The Weekly Ringer

The University of Mary Washington Student Newspaper

Stephen Colbert takes new stage

3 min read
Stephen Colbert recently announced he signed a five-year contract with CBS to succeed David Letterman as host of “The Late Show,” in 2015. In choosing Colbert as the new host, CBS most likely hopes to attract younger viewers in a similar way that host Jimmy Fallon has on NBC’s, “The Tonight Show.”

By KRISTEN LAWRENCE

Stephen Colbert recently announced he signed a five-year contract with CBS to succeed David Letterman as host of “The Late Show,” in 2015. In choosing Colbert as the new host, CBS most likely hopes to attract younger viewers in a similar way that host Jimmy Fallon has on NBC’s, “The Tonight Show.”

This push to draw young adults back to late night television may be due to the fact that less young people are relying less on mainstream media informants for information than ever before, as evidenced by the immense popularity of satirical cable programs such as “The Colbert Report” and “The Daily Show with Jon Stewart.”

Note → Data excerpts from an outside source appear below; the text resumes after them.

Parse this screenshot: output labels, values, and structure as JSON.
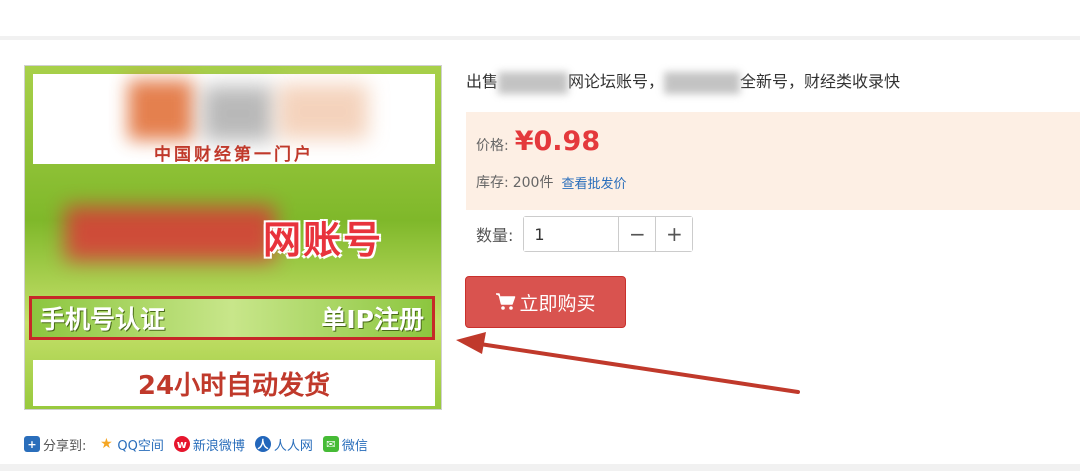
{
  "product_image": {
    "tagline": "中国财经第一门户",
    "title_suffix": "网账号",
    "band_left": "手机号认证",
    "band_right": "单IP注册",
    "bottom_text": "24小时自动发货"
  },
  "product": {
    "title_part1": "出售",
    "title_part2": "网论坛账号，",
    "title_part3": "全新号，财经类收录快",
    "price_label": "价格:",
    "price_value": "¥0.98",
    "stock_label": "库存:",
    "stock_value": "200件",
    "wholesale_link": "查看批发价",
    "quantity_label": "数量:",
    "quantity_value": "1",
    "minus": "−",
    "plus": "+",
    "buy_label": "立即购买"
  },
  "share": {
    "label": "分享到:",
    "items": [
      {
        "label": "QQ空间",
        "icon": "qzone-icon",
        "color": "#f5a623"
      },
      {
        "label": "新浪微博",
        "icon": "weibo-icon",
        "color": "#e6162d"
      },
      {
        "label": "人人网",
        "icon": "renren-icon",
        "color": "#2266bb"
      },
      {
        "label": "微信",
        "icon": "wechat-icon",
        "color": "#46bb36"
      }
    ]
  },
  "colors": {
    "accent_red": "#e4393c",
    "buy_button": "#d9534f",
    "link_blue": "#2a6ebb",
    "price_bg": "#fdefe4"
  }
}
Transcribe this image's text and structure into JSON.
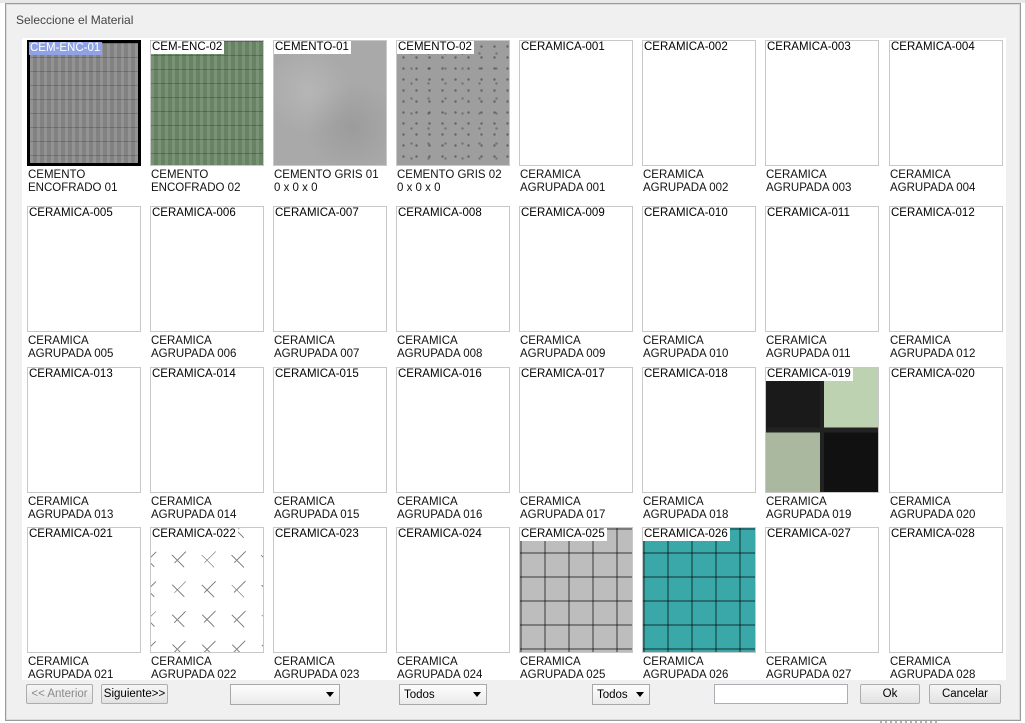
{
  "dialog": {
    "title": "Seleccione el Material"
  },
  "materials": [
    {
      "code": "CEM-ENC-01",
      "desc": "CEMENTO\nENCOFRADO 01",
      "tex": "woodgray",
      "selected": true
    },
    {
      "code": "CEM-ENC-02",
      "desc": "CEMENTO\nENCOFRADO 02",
      "tex": "woodgreen"
    },
    {
      "code": "CEMENTO-01",
      "desc": "CEMENTO GRIS 01\n0 x 0 x 0",
      "tex": "cement1"
    },
    {
      "code": "CEMENTO-02",
      "desc": "CEMENTO GRIS 02\n0 x 0 x 0",
      "tex": "cement2"
    },
    {
      "code": "CERAMICA-001",
      "desc": "CERAMICA\nAGRUPADA 001",
      "tex": "speck",
      "b": "#2e2f30",
      "s1": "#555",
      "s2": "#1a1a1a",
      "g": "#1e1e1e"
    },
    {
      "code": "CERAMICA-002",
      "desc": "CERAMICA\nAGRUPADA 002",
      "tex": "speck",
      "b": "#8a6e58",
      "s1": "#5a4536",
      "s2": "#b09078",
      "g": "#4a4a4a"
    },
    {
      "code": "CERAMICA-003",
      "desc": "CERAMICA\nAGRUPADA 003",
      "tex": "speck",
      "b": "#b97f68",
      "s1": "#6a3e30",
      "s2": "#d8a590",
      "g": "#555"
    },
    {
      "code": "CERAMICA-004",
      "desc": "CERAMICA\nAGRUPADA 004",
      "tex": "speck",
      "b": "#a88478",
      "s1": "#5a3f38",
      "s2": "#caa69a",
      "g": "#555"
    },
    {
      "code": "CERAMICA-005",
      "desc": "CERAMICA\nAGRUPADA 005",
      "tex": "speck",
      "b": "#c0a090",
      "s1": "#8a6a58",
      "s2": "#e0c8b8",
      "g": "#5a5a5a"
    },
    {
      "code": "CERAMICA-006",
      "desc": "CERAMICA\nAGRUPADA 006",
      "tex": "speck",
      "b": "#bba79a",
      "s1": "#5e4c42",
      "s2": "#dccabc",
      "g": "#555"
    },
    {
      "code": "CERAMICA-007",
      "desc": "CERAMICA\nAGRUPADA 007",
      "tex": "speck",
      "b": "#e6d8d0",
      "s1": "#a88070",
      "s2": "#f5ece6",
      "g": "#555"
    },
    {
      "code": "CERAMICA-008",
      "desc": "CERAMICA\nAGRUPADA 008",
      "tex": "speck",
      "b": "#ecdcd6",
      "s1": "#cfb0a6",
      "s2": "#f7eeea",
      "g": "#555"
    },
    {
      "code": "CERAMICA-009",
      "desc": "CERAMICA\nAGRUPADA 009",
      "tex": "speck",
      "b": "#f0dcd4",
      "s1": "#d8b8aa",
      "s2": "#fbf0ec",
      "g": "#555"
    },
    {
      "code": "CERAMICA-010",
      "desc": "CERAMICA\nAGRUPADA 010",
      "tex": "speck",
      "b": "#f3e8e2",
      "s1": "#e0ccc2",
      "s2": "#fbf6f2",
      "g": "#666"
    },
    {
      "code": "CERAMICA-011",
      "desc": "CERAMICA\nAGRUPADA 011",
      "tex": "speck",
      "b": "#c6f7c6",
      "s1": "#c6f7c6",
      "s2": "#c6f7c6",
      "g": "#e8ffe8"
    },
    {
      "code": "CERAMICA-012",
      "desc": "CERAMICA\nAGRUPADA 012",
      "tex": "speck",
      "b": "#8a4a3a",
      "s1": "#5a2a20",
      "s2": "#a86a58",
      "g": "#6a3a30"
    },
    {
      "code": "CERAMICA-013",
      "desc": "CERAMICA\nAGRUPADA 013",
      "tex": "speck",
      "b": "#4a6a9a",
      "s1": "#33507a",
      "s2": "#6a88b8",
      "g": "#b7a9c9"
    },
    {
      "code": "CERAMICA-014",
      "desc": "CERAMICA\nAGRUPADA 014",
      "tex": "speck",
      "b": "#3e4248",
      "s1": "#222",
      "s2": "#6a6e74",
      "g": "#777"
    },
    {
      "code": "CERAMICA-015",
      "desc": "CERAMICA\nAGRUPADA 015",
      "tex": "speck",
      "b": "#b09070",
      "s1": "#8c6e52",
      "s2": "#c8aa88",
      "g": "#6a5a3a"
    },
    {
      "code": "CERAMICA-016",
      "desc": "CERAMICA\nAGRUPADA 016",
      "tex": "speck",
      "b": "#c8a47a",
      "s1": "#a88460",
      "s2": "#dcbc94",
      "g": "#c0a070"
    },
    {
      "code": "CERAMICA-017",
      "desc": "CERAMICA\nAGRUPADA 017",
      "tex": "speck",
      "b": "#a85848",
      "s1": "#7a3a2e",
      "s2": "#c8786a",
      "g": "#bbb"
    },
    {
      "code": "CERAMICA-018",
      "desc": "CERAMICA\nAGRUPADA 018",
      "tex": "speck",
      "b": "#f2e4dc",
      "s1": "#c89080",
      "s2": "#e8c8a0",
      "g": "#888"
    },
    {
      "code": "CERAMICA-019",
      "desc": "CERAMICA\nAGRUPADA 019",
      "tex": "glass"
    },
    {
      "code": "CERAMICA-020",
      "desc": "CERAMICA\nAGRUPADA 020",
      "tex": "speck",
      "b": "#e6dcd2",
      "s1": "#b89070",
      "s2": "#f6f0ea",
      "g": "#ddd"
    },
    {
      "code": "CERAMICA-021",
      "desc": "CERAMICA\nAGRUPADA 021",
      "tex": "speck",
      "b": "#8a8a80",
      "s1": "#5a5a52",
      "s2": "#a8a89e",
      "g": "#222"
    },
    {
      "code": "CERAMICA-022",
      "desc": "CERAMICA\nAGRUPADA 022",
      "tex": "octa"
    },
    {
      "code": "CERAMICA-023",
      "desc": "CERAMICA\nAGRUPADA 023",
      "tex": "speck",
      "b": "#f4f4f4",
      "s1": "#dcdcdc",
      "s2": "#f4f4f4",
      "g": "#111"
    },
    {
      "code": "CERAMICA-024",
      "desc": "CERAMICA\nAGRUPADA 024",
      "tex": "speck",
      "b": "#cfcfcf",
      "s1": "#555",
      "s2": "#eee",
      "g": "#444"
    },
    {
      "code": "CERAMICA-025",
      "desc": "CERAMICA\nAGRUPADA 025",
      "tex": "smallgrid",
      "b": "#bdbdbd"
    },
    {
      "code": "CERAMICA-026",
      "desc": "CERAMICA\nAGRUPADA 026",
      "tex": "smallgrid",
      "b": "#3aa8a8"
    },
    {
      "code": "CERAMICA-027",
      "desc": "CERAMICA\nAGRUPADA 027",
      "tex": "speck",
      "b": "#4a3a2a",
      "s1": "#2a1e14",
      "s2": "#8a7050",
      "g": "#1a1a1a"
    },
    {
      "code": "CERAMICA-028",
      "desc": "CERAMICA\nAGRUPADA 028",
      "tex": "speck",
      "b": "#9a7a18",
      "s1": "#6a5210",
      "s2": "#b8962a",
      "g": "#3a2e08"
    }
  ],
  "footer": {
    "prev_label": "<< Anterior",
    "next_label": "Siguiente>>",
    "filter1_value": "",
    "filter2_value": "Todos",
    "filter3_value": "Todos",
    "search_value": "",
    "ok_label": "Ok",
    "cancel_label": "Cancelar"
  }
}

3452866469_f97cca5738_bThis refusal to rely on popularized broadcasting may be due to a sense of disillusionment toward broadcasting which is important to address, and hopefully through adding voices which young adults can trust, such as Colbert, work to solve the issues which has caused the disillusionment in the first place.

Particularly in news stories, stations in the media hold fast to the idea of objectivity, and claim neutrality through slogans and statements such as Fox News’s, “Fair and Balanced” and Politico’s, “Holding tightly to principles of fairness and accuracy.”

However, progressions in technology over the past forty years gave individuals, as well as the media, a greater ability to express their opinions in a public forum, opinions that can be heard by many and may have the potential to influence the viewpoints of the country.

The expansion of possibilities for public expression has not diminished the ideal of neutrality in the media but increased the temptation for journalists to speak their point of view to a wider audience.

Because of the rigid enforcement of objectivity, many journalists attempt covert methods to attempt to influence their viewers with their opinions, using the guise that said opinions are nonpartisan. Even the choice of wording can influence how a reader interprets a particular situation.

The argument should be made that what may be causing the withdrawal of support of mainstream networks by young adults is not necessarily the fact that journalists are stating their opinions.

Colbert and Stewart are characterized by their opinionated satire, although they are in no way trying to attain neutrality. It is within the media’s attempt to claim neutrality while working to sway public opinion that may have turned away young viewers.

When journalists express their own opinion on current events and make that intention clear, they are not only positively received, but their honesty has the ability to change the view for many in the country by simply presenting a new point of view.

An example of this was in 1968 when reporter Walter Cronkite spoke out about the Tet Offensive against the U.S. and South Vietnam forces during the Vietnam War. Cronkite, in his closing address, performed something unheard of in the media’s rigid system of objectivity: he gave his opinion.

According to the NPR, Cronkite stated, “we’d like to sum up our findings in Vietnam, an analysis that must be speculative, personal, subjective.

Who won and who lost in the great Tet Offensive against the cities? I am not sure. The Vietcong did not win by a knockout, but neither did we… To say that we are mired in stalemate seems the only realistic, if unsatisfactory conclusion.”

In expressing his personal opinion of the Vietnam War, Cronkite was able to play a role in the drastic change in the opinion of the Vietnam War in the U.S. from support to opposition.

Cronkite, as a journalist, exerted an enormous amount of influence on the American people during that time, particularly as he was given the title of “the most trusted man in America,” according to PBS.